Utilities that contract for services may encounter fierce competition for bandwidth as other organizations, a panicked public, and bored schoolchildren log on to the Internet, Morley says.

'Upstream' supply chain

Water utilities require disinfectants such as chlorine to make water drinkable. And because water utilities can store only about 3 weeks' worth of chlorine, they rely heavily on suppliers. While Good believes his pandemic plan is solid, "the problem is that our plan is only as good as the plan of our suppliers."

A disruption could occur at each link in the supply chain, including the production of chlorine and other treatment chemicals by petrochemical companies in the United States and Canada, Morley says. "There is no sector that is immune from the effects of a pandemic," he says. "If 30% of my workforce is affected, why wouldn't 30% of their workforce be affected?" A little further down the chain, a transportation breakdown (rail or highway) is also a likely scenario.

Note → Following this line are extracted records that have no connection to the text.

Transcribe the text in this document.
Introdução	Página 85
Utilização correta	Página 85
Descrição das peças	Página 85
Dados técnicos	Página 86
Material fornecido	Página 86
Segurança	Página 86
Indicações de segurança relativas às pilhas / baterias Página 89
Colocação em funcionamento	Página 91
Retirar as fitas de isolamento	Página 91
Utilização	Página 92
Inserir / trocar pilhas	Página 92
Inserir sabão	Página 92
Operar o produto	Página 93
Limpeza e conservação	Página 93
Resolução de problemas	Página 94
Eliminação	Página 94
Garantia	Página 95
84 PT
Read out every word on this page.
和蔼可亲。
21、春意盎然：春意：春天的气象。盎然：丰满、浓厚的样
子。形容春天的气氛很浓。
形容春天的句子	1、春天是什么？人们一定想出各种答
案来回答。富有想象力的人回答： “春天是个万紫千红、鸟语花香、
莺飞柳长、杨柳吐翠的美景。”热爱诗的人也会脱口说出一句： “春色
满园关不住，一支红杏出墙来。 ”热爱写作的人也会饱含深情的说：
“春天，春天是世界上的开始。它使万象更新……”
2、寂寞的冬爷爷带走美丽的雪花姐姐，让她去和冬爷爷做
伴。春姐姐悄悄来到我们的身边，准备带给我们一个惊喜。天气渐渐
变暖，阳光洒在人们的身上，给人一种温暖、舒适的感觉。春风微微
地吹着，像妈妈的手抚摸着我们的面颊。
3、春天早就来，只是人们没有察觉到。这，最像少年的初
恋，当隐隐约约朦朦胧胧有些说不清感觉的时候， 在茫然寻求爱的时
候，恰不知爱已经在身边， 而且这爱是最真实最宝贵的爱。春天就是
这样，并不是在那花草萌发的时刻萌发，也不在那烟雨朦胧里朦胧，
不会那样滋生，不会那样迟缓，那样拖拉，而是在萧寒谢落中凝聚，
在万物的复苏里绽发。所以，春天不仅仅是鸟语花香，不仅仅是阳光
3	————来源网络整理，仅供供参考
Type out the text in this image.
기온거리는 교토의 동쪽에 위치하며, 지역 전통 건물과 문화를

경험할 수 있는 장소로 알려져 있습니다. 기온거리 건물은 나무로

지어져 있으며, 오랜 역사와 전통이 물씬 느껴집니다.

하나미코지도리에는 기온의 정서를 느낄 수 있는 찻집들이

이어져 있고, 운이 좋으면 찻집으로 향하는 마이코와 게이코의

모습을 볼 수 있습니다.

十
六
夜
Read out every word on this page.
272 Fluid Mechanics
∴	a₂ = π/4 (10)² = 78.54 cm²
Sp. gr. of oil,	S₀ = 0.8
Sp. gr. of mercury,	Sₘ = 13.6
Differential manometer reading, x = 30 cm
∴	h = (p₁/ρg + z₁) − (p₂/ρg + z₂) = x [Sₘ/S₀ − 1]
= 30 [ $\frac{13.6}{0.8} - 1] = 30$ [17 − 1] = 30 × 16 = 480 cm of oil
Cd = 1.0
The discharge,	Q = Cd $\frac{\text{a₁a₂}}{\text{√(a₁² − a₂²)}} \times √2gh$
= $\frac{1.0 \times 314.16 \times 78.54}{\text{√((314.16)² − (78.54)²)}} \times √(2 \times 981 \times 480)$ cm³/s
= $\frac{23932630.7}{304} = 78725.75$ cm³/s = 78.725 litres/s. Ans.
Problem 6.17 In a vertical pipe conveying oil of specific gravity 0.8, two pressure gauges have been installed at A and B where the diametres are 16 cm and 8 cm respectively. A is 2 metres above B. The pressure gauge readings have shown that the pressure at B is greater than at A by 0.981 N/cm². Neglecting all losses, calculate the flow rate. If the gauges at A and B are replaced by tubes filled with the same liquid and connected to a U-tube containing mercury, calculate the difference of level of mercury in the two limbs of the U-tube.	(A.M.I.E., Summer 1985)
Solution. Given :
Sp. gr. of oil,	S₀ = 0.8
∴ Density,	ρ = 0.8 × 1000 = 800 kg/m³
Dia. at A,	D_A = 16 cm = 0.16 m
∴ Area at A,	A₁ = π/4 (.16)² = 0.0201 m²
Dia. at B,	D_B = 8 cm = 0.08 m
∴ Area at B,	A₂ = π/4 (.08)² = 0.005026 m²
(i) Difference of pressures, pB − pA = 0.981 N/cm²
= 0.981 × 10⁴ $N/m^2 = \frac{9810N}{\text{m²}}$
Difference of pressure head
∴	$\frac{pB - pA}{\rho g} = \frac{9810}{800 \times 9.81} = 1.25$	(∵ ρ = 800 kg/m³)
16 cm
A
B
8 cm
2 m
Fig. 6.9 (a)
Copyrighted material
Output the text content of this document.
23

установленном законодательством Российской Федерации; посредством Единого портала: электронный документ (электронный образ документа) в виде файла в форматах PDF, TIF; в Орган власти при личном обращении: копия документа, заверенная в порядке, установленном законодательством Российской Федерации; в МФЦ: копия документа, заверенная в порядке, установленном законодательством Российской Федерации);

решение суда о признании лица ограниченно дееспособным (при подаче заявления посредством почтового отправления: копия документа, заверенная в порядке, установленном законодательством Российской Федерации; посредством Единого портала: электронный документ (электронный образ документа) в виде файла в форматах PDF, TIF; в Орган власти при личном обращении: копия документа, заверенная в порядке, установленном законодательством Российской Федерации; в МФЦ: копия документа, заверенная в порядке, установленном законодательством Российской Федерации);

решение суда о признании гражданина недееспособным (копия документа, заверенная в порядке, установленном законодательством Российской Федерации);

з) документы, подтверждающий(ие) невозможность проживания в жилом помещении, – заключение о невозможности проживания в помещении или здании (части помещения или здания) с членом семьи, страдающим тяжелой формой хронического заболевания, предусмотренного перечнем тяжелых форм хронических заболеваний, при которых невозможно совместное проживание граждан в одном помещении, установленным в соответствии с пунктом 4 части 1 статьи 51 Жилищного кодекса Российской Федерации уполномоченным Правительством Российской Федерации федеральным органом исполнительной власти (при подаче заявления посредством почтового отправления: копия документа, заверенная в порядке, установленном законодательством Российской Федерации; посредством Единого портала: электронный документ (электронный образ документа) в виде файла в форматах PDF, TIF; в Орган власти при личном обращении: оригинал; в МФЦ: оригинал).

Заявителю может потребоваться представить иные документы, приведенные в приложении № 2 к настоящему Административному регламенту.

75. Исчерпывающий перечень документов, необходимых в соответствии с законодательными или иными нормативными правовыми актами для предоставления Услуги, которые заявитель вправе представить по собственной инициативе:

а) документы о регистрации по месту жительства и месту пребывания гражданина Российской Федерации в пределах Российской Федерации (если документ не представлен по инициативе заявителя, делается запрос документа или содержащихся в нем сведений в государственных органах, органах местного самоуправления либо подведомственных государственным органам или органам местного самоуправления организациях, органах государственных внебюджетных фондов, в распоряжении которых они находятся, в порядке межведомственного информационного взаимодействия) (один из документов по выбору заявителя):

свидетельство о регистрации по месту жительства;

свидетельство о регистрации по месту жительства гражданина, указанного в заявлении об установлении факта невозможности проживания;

Not wanting to take chances, Good had representatives from the US Department of Homeland Security tour Denver Water. "They have assured us that they can help, as far as distributing chlorine to some of the plants, if we need it," he says. To conserve supplies in a pandemic, Denver Water may introduce water rationing, similar to restrictions enacted in a drought, and temporarily shut down 2 of its 4 plants.

The EPA will continue to work with state regulatory agencies and water trade associations to conduct community-based emergency preparedness workshops, doing the drills and presentations it has since 9/11, now expanding its efforts toward pandemic preparedness, Downing says. But first, she says, "A lot of the efforts need to start to happen locally."